I don't like DAO pistols.

As a former 1911 lover - I don't like them at all.

Over the years I've given to family members or traded off some very good striker fired guns.

Because I don't like DAO guns.

With the encouragement of a very good shooting friend I bought a P250 in 9mm from Cheaper Than Dirt for less than $400 delivered here in Dallas.










Well I find the P250 to be a fantastic weapon.

It's accurate, reliable, easy to carry concealed and IMHO a nice looking gun.

Right out of the box it has a nice trigger, like it's brother the P2022.

But I didn't like the amount of travel or slack in the trigger.

So I called a Sig forum member Robert Burke (phone - (972) 342-2717 or email Robert Burke [email protected] ) to ask him if he happened to have any of his magic to do on the P250.

He did and since he did such a great job on my Sig P229 Platinum Elite I gave my P250 to him.
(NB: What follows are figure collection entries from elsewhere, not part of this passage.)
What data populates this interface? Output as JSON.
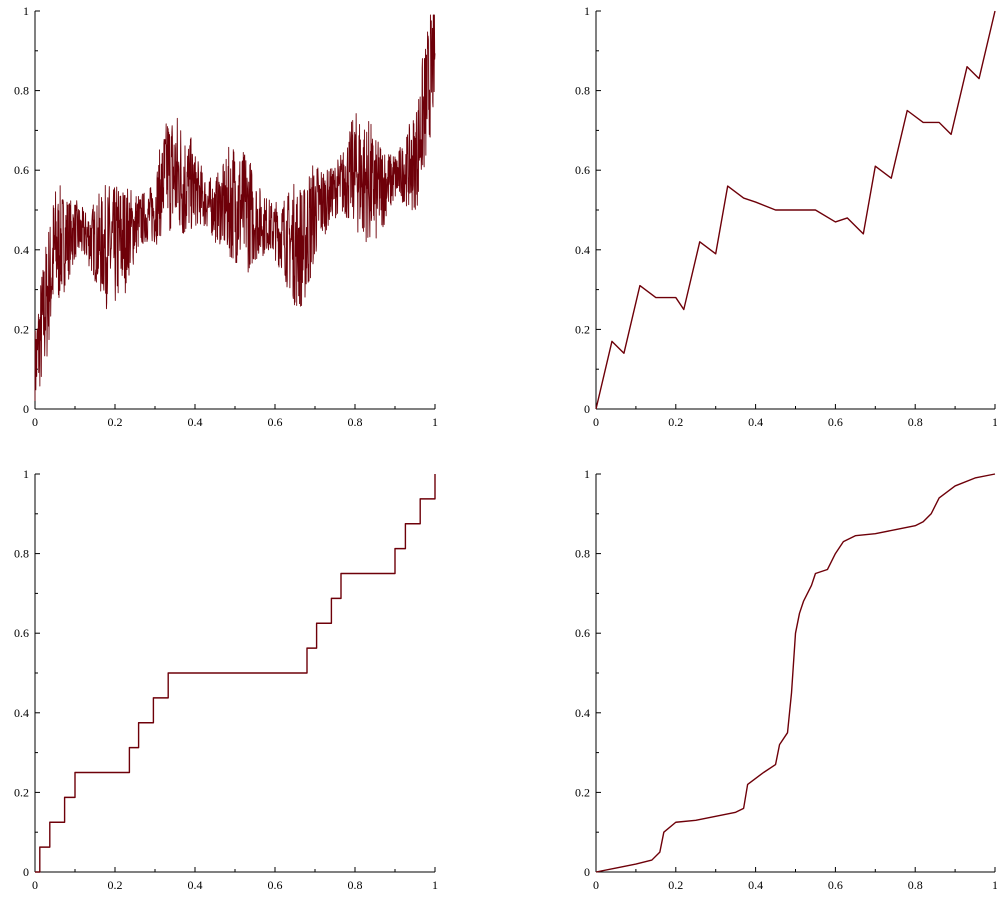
{
  "colors": {
    "curve": "#6e0009",
    "axes": "#000000",
    "background": "#ffffff"
  },
  "chart_data": [
    {
      "type": "line",
      "panel": "top-left",
      "description": "dense random-walk like fractal curve",
      "xlim": [
        0,
        1
      ],
      "ylim": [
        0,
        1
      ],
      "x_ticks": [
        "0",
        "0.2",
        "0.4",
        "0.6",
        "0.8",
        "1"
      ],
      "y_ticks": [
        "0",
        "0.2",
        "0.4",
        "0.6",
        "0.8",
        "1"
      ],
      "series": [
        {
          "x": [
            0,
            0.05,
            0.1,
            0.15,
            0.2,
            0.25,
            0.3,
            0.33,
            0.4,
            0.45,
            0.5,
            0.55,
            0.6,
            0.67,
            0.7,
            0.75,
            0.8,
            0.85,
            0.9,
            0.95,
            1
          ],
          "y": [
            0.1,
            0.4,
            0.45,
            0.42,
            0.4,
            0.46,
            0.5,
            0.6,
            0.55,
            0.5,
            0.52,
            0.48,
            0.45,
            0.4,
            0.5,
            0.55,
            0.6,
            0.55,
            0.58,
            0.62,
            0.9
          ]
        }
      ]
    },
    {
      "type": "line",
      "panel": "top-right",
      "description": "self-similar zigzag increasing curve",
      "xlim": [
        0,
        1
      ],
      "ylim": [
        0,
        1
      ],
      "x_ticks": [
        "0",
        "0.2",
        "0.4",
        "0.6",
        "0.8",
        "1"
      ],
      "y_ticks": [
        "0",
        "0.2",
        "0.4",
        "0.6",
        "0.8",
        "1"
      ],
      "series": [
        {
          "x": [
            0,
            0.04,
            0.07,
            0.11,
            0.15,
            0.2,
            0.22,
            0.26,
            0.3,
            0.33,
            0.37,
            0.4,
            0.45,
            0.5,
            0.55,
            0.6,
            0.63,
            0.67,
            0.7,
            0.74,
            0.78,
            0.82,
            0.86,
            0.89,
            0.93,
            0.96,
            1
          ],
          "y": [
            0,
            0.17,
            0.14,
            0.31,
            0.28,
            0.28,
            0.25,
            0.42,
            0.39,
            0.56,
            0.53,
            0.52,
            0.5,
            0.5,
            0.5,
            0.47,
            0.48,
            0.44,
            0.61,
            0.58,
            0.75,
            0.72,
            0.72,
            0.69,
            0.86,
            0.83,
            1
          ]
        }
      ]
    },
    {
      "type": "line",
      "panel": "bottom-left",
      "description": "Cantor-like devil's staircase",
      "xlim": [
        0,
        1
      ],
      "ylim": [
        0,
        1
      ],
      "x_ticks": [
        "0",
        "0.2",
        "0.4",
        "0.6",
        "0.8",
        "1"
      ],
      "y_ticks": [
        "0",
        "0.2",
        "0.4",
        "0.6",
        "0.8",
        "1"
      ],
      "series": [
        {
          "x": [
            0,
            0.012,
            0.025,
            0.037,
            0.05,
            0.065,
            0.074,
            0.085,
            0.1,
            0.111,
            0.222,
            0.236,
            0.259,
            0.28,
            0.296,
            0.31,
            0.333,
            0.667,
            0.68,
            0.704,
            0.72,
            0.741,
            0.765,
            0.778,
            0.889,
            0.9,
            0.926,
            0.94,
            0.963,
            0.98,
            1
          ],
          "y": [
            0,
            0.0625,
            0.0625,
            0.125,
            0.125,
            0.125,
            0.1875,
            0.1875,
            0.25,
            0.25,
            0.25,
            0.3125,
            0.375,
            0.375,
            0.4375,
            0.4375,
            0.5,
            0.5,
            0.5625,
            0.625,
            0.625,
            0.6875,
            0.75,
            0.75,
            0.75,
            0.8125,
            0.875,
            0.875,
            0.9375,
            0.9375,
            1
          ]
        }
      ]
    },
    {
      "type": "line",
      "panel": "bottom-right",
      "description": "smooth-ish singular sigmoid staircase",
      "xlim": [
        0,
        1
      ],
      "ylim": [
        0,
        1
      ],
      "x_ticks": [
        "0",
        "0.2",
        "0.4",
        "0.6",
        "0.8",
        "1"
      ],
      "y_ticks": [
        "0",
        "0.2",
        "0.4",
        "0.6",
        "0.8",
        "1"
      ],
      "series": [
        {
          "x": [
            0,
            0.05,
            0.1,
            0.14,
            0.16,
            0.17,
            0.2,
            0.25,
            0.3,
            0.35,
            0.37,
            0.38,
            0.42,
            0.45,
            0.46,
            0.48,
            0.49,
            0.5,
            0.51,
            0.52,
            0.54,
            0.55,
            0.58,
            0.6,
            0.62,
            0.65,
            0.7,
            0.75,
            0.8,
            0.82,
            0.84,
            0.86,
            0.9,
            0.95,
            1
          ],
          "y": [
            0,
            0.01,
            0.02,
            0.03,
            0.05,
            0.1,
            0.125,
            0.13,
            0.14,
            0.15,
            0.16,
            0.22,
            0.25,
            0.27,
            0.32,
            0.35,
            0.45,
            0.6,
            0.65,
            0.68,
            0.72,
            0.75,
            0.76,
            0.8,
            0.83,
            0.845,
            0.85,
            0.86,
            0.87,
            0.88,
            0.9,
            0.94,
            0.97,
            0.99,
            1
          ]
        }
      ]
    }
  ]
}
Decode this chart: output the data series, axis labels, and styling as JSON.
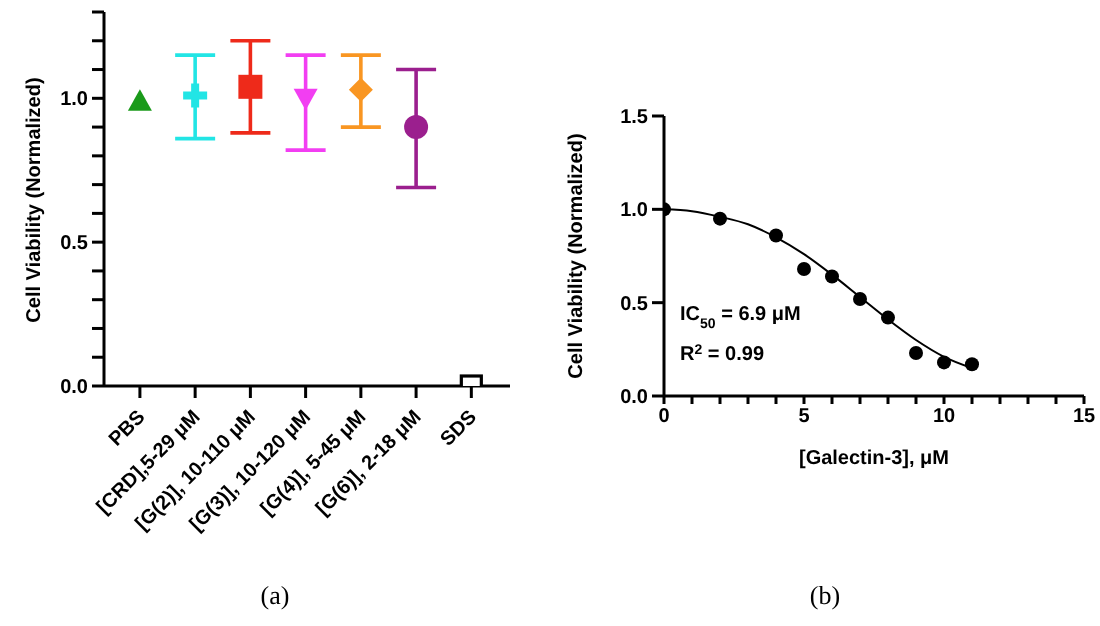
{
  "chart_data": [
    {
      "type": "scatter",
      "categories": [
        "PBS",
        "[CRD],5-29 μM",
        "[G(2)], 10-110 μM",
        "[G(3)], 10-120 μM",
        "[G(4)], 5-45 μM",
        "[G(6)], 2-18 μM",
        "SDS"
      ],
      "ylabel": "Cell Viability (Normalized)",
      "ylim": [
        0,
        1.3
      ],
      "yticks": [
        {
          "value": 0,
          "label": "0.0"
        },
        {
          "value": 0.1,
          "label": null
        },
        {
          "value": 0.2,
          "label": null
        },
        {
          "value": 0.3,
          "label": null
        },
        {
          "value": 0.4,
          "label": null
        },
        {
          "value": 0.5,
          "label": "0.5"
        },
        {
          "value": 0.6,
          "label": null
        },
        {
          "value": 0.7,
          "label": null
        },
        {
          "value": 0.8,
          "label": null
        },
        {
          "value": 0.9,
          "label": null
        },
        {
          "value": 1.0,
          "label": "1.0"
        },
        {
          "value": 1.1,
          "label": null
        },
        {
          "value": 1.2,
          "label": null
        },
        {
          "value": 1.3,
          "label": null
        }
      ],
      "annotations": [
        "(a)"
      ],
      "series": [
        {
          "x": [
            "PBS"
          ],
          "values": [
            0.99
          ],
          "color": "#1a9a1a",
          "marker": "triangle"
        },
        {
          "x": [
            "[CRD],5-29 μM"
          ],
          "values": [
            1.01
          ],
          "color": "#22e5e5",
          "marker": "cross",
          "errors": [
            [
              0.86,
              1.15
            ]
          ]
        },
        {
          "x": [
            "[G(2)], 10-110 μM"
          ],
          "values": [
            1.04
          ],
          "color": "#ee2a1a",
          "marker": "square",
          "errors": [
            [
              0.88,
              1.2
            ]
          ]
        },
        {
          "x": [
            "[G(3)], 10-120 μM"
          ],
          "values": [
            1.0
          ],
          "color": "#f23ef2",
          "marker": "triangle-down",
          "errors": [
            [
              0.82,
              1.15
            ]
          ]
        },
        {
          "x": [
            "[G(4)], 5-45 μM"
          ],
          "values": [
            1.03
          ],
          "color": "#f99622",
          "marker": "diamond",
          "errors": [
            [
              0.9,
              1.15
            ]
          ]
        },
        {
          "x": [
            "[G(6)], 2-18 μM"
          ],
          "values": [
            0.9
          ],
          "color": "#9b1f8e",
          "marker": "circle",
          "errors": [
            [
              0.69,
              1.1
            ]
          ]
        },
        {
          "x": [
            "SDS"
          ],
          "values": [
            0.0
          ],
          "color": "#000000",
          "marker": "square-open"
        }
      ]
    },
    {
      "type": "scatter",
      "xlabel": "[Galectin-3], μM",
      "ylabel": "Cell Viability (Normalized)",
      "xlim": [
        0,
        15
      ],
      "xticks": [
        0,
        {
          "value": 1,
          "label": null
        },
        {
          "value": 2,
          "label": null
        },
        {
          "value": 3,
          "label": null
        },
        {
          "value": 4,
          "label": null
        },
        5,
        {
          "value": 6,
          "label": null
        },
        {
          "value": 7,
          "label": null
        },
        {
          "value": 8,
          "label": null
        },
        {
          "value": 9,
          "label": null
        },
        10,
        {
          "value": 11,
          "label": null
        },
        {
          "value": 12,
          "label": null
        },
        {
          "value": 13,
          "label": null
        },
        {
          "value": 14,
          "label": null
        },
        15
      ],
      "ylim": [
        0,
        1.5
      ],
      "yticks": [
        {
          "value": 0,
          "label": "0.0"
        },
        {
          "value": 0.5,
          "label": "0.5"
        },
        {
          "value": 1.0,
          "label": "1.0"
        },
        {
          "value": 1.5,
          "label": "1.5"
        }
      ],
      "annotations": [
        "IC$_{50}$ = 6.9 μM",
        "R$^{2}$ = 0.99",
        "(b)"
      ],
      "series": [
        {
          "x": [
            0,
            2,
            4,
            5,
            6,
            7,
            8,
            9,
            10,
            11
          ],
          "values": [
            1.0,
            0.95,
            0.86,
            0.68,
            0.64,
            0.52,
            0.42,
            0.23,
            0.18,
            0.17
          ],
          "color": "#000000",
          "marker": "circle"
        },
        {
          "type": "line",
          "x": [
            0,
            1,
            2,
            3,
            4,
            5,
            6,
            7,
            8,
            9,
            10,
            11
          ],
          "values": [
            1.0,
            0.99,
            0.96,
            0.92,
            0.85,
            0.76,
            0.65,
            0.53,
            0.41,
            0.3,
            0.21,
            0.15
          ],
          "color": "#000000",
          "marker": "none"
        }
      ]
    }
  ]
}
I got it back after a few days (10 days I believe) and he man did he work magic on it.

As I said it was good before, but now all of the trigger slack is gone.

It's even smoother than before and after shooting it a lot this past weekend ... (everyone wanted to try it - the range master was even impressed with it's feel and accuracy).

I gotta say it's a fine gun and is already in my conceal carry rotation.

So I'm manning up - you can ignore all my previous comments about never wanting a DOA gun. I do like the P250 not necessarily any other DOA guns .

But the Sig P250 RULES (especially with Roberts tweeks).:smt082

:smt1099


----------



## recoilguy (Apr 30, 2009)

Nice! trigger work can make a good gun a great one.. You can always learn to appreciate something new!!!

RCG


----------



## Brevard13 (Nov 28, 2010)

Not fond of the looks. But I'm glad you like it. Like I say "something out there for everyone".


----------